Jim Gaffigan’s ‘Dark Pale’ Special Is His Best Yet

Have we misunderstood Jim Gaffigan all along?

A Midwestern-born father of five, Gaffigan is known for his clean, family-friendly stand-ups on the most offensive subjects (kids, food).he is safe enough open for the pope And he complains regularly on “CBS Sunday Morning.” But his consistently entertaining new special, “Dark Pale” (the tenth), breaks that vanilla image. He said the pandemic made him question his mortality. And there was a surprisingly eerie act in which Gaffigan, dressed in a black suit and shirt, imagined his own funeral. He wanted an open coffin, and there was a recording of him sitting and shirtless, occasionally raising his arms like a marionette, saying, “Don’t worry, I’m in a better place,” before adding, “I’m kidding.” I am here. “

It’s an unexpectedly eerie visual, after talking about cremation, Gaffigan adopts his signature second voice—a gravelly whisper that behaves like a critic in a crowd—and asks, “When is he going to make a food joke?”
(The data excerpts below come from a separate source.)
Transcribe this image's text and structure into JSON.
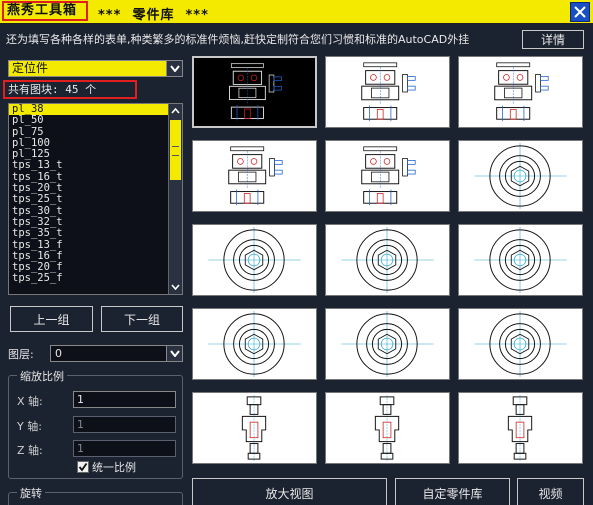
{
  "titlebar": {
    "app_name": "燕秀工具箱",
    "subtitle": "***  零件库  ***"
  },
  "info_text": "还为填写各种各样的表单,种类繁多的标准件烦恼,赶快定制符合您们习惯和标准的AutoCAD外挂",
  "buttons": {
    "details": "详情",
    "prev_group": "上一组",
    "next_group": "下一组",
    "zoom_view": "放大视图",
    "custom_part": "自定零件库",
    "video": "视频"
  },
  "category": {
    "selected": "定位件"
  },
  "block_count_text": "共有图块: 45 个",
  "blocks": [
    "pl_38",
    "pl_50",
    "pl_75",
    "pl_100",
    "pl_125",
    "tps_13_t",
    "tps_16_t",
    "tps_20_t",
    "tps_25_t",
    "tps_30_t",
    "tps_32_t",
    "tps_35_t",
    "tps_13_f",
    "tps_16_f",
    "tps_20_f",
    "tps_25_f"
  ],
  "selected_block": "pl_38",
  "layer": {
    "label": "图层:",
    "value": "0"
  },
  "scale": {
    "title": "缩放比例",
    "x_label": "X 轴:",
    "x_value": "1",
    "y_label": "Y 轴:",
    "y_value": "1",
    "z_label": "Z 轴:",
    "z_value": "1",
    "uniform_label": "统一比例",
    "uniform_checked": true
  },
  "rotate": {
    "title": "旋转"
  },
  "thumbnails": [
    "plate",
    "plate",
    "plate",
    "plate",
    "plate",
    "circle",
    "circle",
    "circle",
    "circle",
    "circle",
    "circle",
    "circle",
    "pin",
    "pin",
    "pin"
  ],
  "colors": {
    "accent": "#f4ea00",
    "background": "#1b2230",
    "highlight_box": "#e02020",
    "close_button": "#1a4fc4"
  }
}
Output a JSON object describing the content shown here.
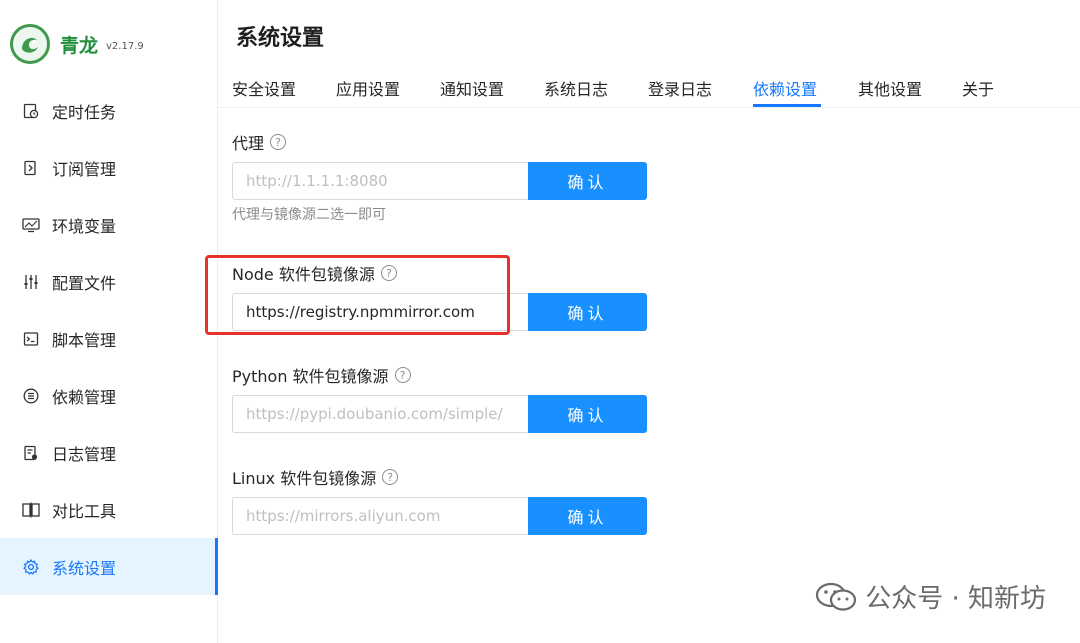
{
  "brand": {
    "name": "青龙",
    "version": "v2.17.9"
  },
  "sidebar": {
    "items": [
      {
        "label": "定时任务",
        "icon": "clock-task-icon"
      },
      {
        "label": "订阅管理",
        "icon": "subscription-icon"
      },
      {
        "label": "环境变量",
        "icon": "monitor-icon"
      },
      {
        "label": "配置文件",
        "icon": "sliders-icon"
      },
      {
        "label": "脚本管理",
        "icon": "terminal-icon"
      },
      {
        "label": "依赖管理",
        "icon": "list-circle-icon"
      },
      {
        "label": "日志管理",
        "icon": "log-file-icon"
      },
      {
        "label": "对比工具",
        "icon": "diff-icon"
      },
      {
        "label": "系统设置",
        "icon": "gear-icon",
        "active": true
      }
    ]
  },
  "page": {
    "title": "系统设置"
  },
  "tabs": [
    {
      "label": "安全设置"
    },
    {
      "label": "应用设置"
    },
    {
      "label": "通知设置"
    },
    {
      "label": "系统日志"
    },
    {
      "label": "登录日志"
    },
    {
      "label": "依赖设置",
      "active": true
    },
    {
      "label": "其他设置"
    },
    {
      "label": "关于"
    }
  ],
  "form": {
    "proxy": {
      "label": "代理",
      "value": "",
      "placeholder": "http://1.1.1.1:8080",
      "hint": "代理与镜像源二选一即可"
    },
    "node": {
      "label": "Node 软件包镜像源",
      "value": "https://registry.npmmirror.com",
      "placeholder": ""
    },
    "python": {
      "label": "Python 软件包镜像源",
      "value": "",
      "placeholder": "https://pypi.doubanio.com/simple/"
    },
    "linux": {
      "label": "Linux 软件包镜像源",
      "value": "",
      "placeholder": "https://mirrors.aliyun.com"
    },
    "confirm_label": "确认",
    "help_glyph": "?"
  },
  "watermark": {
    "text": "公众号 · 知新坊"
  },
  "colors": {
    "primary": "#1890ff",
    "active_text": "#1677ff",
    "highlight": "#e8312a",
    "brand": "#1f8f3c"
  }
}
If you’re not a fan, it’s easy to miss, but Jim Gaffigan is doing great. Already prolific, he’s gone even further, producing five specials in six years, and this new Prime Video is the crowning achievement. Rather than resting on his laurels, he’s become more ambitious. There are still jokes about chain restaurants (he calls Starbucks “upscale job security”). But the joke’s fiery tone and complexity demand attention, if not reappraisal. In the title (his third time using the word “Pale”), he says he has something heavier in his head than fast food. After revisiting his vast trove of material released over the past few decades, what is clear is that he has always done so.

Gaffigan’s perseverance was there from the start, but those early albums may surprise those who only know his famous persona. He swears and talks about sex, giving the impression of a frustrated son rather than a disgruntled family man. in 2015 Interview with Marc MaronGaffigan said her first acting experience was pretending to be happy when her father came home. This suggests his most fertile theme: the infinite capacity for denial of the American people.